Low-fat and fat-free products are often stuffed with added sugar and carbohydrates to compensate for the flavor loss, which can significantly impact the insulin levels in your body.
Remember, not all fats are bad. Stock your fridge and pantry with fat-rich options like eggs, full-fat yogurt, and avocados. These items will keep you satiated longer and provide additional health benefits.
For years, fats were considered the enemy when it came to weight, cardiovascular diseases, and inflammation. However, recent studies have shown that not all fats are bad.
In fact, some fats promote good health. Healthy fats support a number of functions in the body. They promote heart health, act as solvents for certain vitamins, and even reduce inflammation. Healthy fats include monounsaturated and polyunsaturated fatty acids that include vegetable oils, nuts, seeds, and sources of omega-6 and omega-3 fatty acids.

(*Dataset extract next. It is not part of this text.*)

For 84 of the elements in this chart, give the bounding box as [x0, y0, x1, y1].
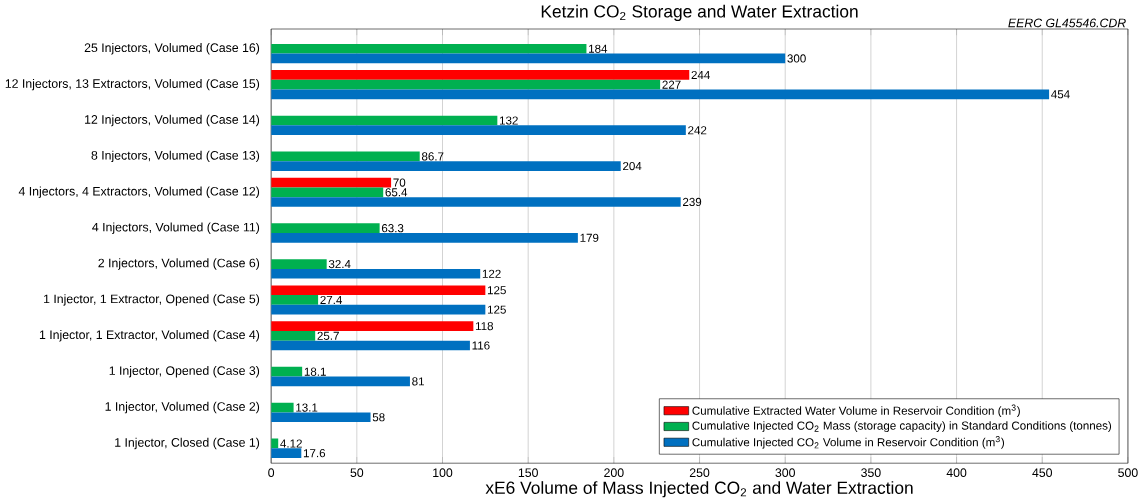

The "bad" or unhealthy fats include saturated fats and trans fats found in fried and junk foods, processed meats, desserts, and foods loaded with preservatives. These fats can lead to clogged arteries, weight gain, and inflammation, so it's best to steer clear of them.
You can get your daily dose of omega-3 fatty acids from natural sources like seafood, walnuts, flaxseeds and flaxseed oil, or take it in the form of a high-quality supplement.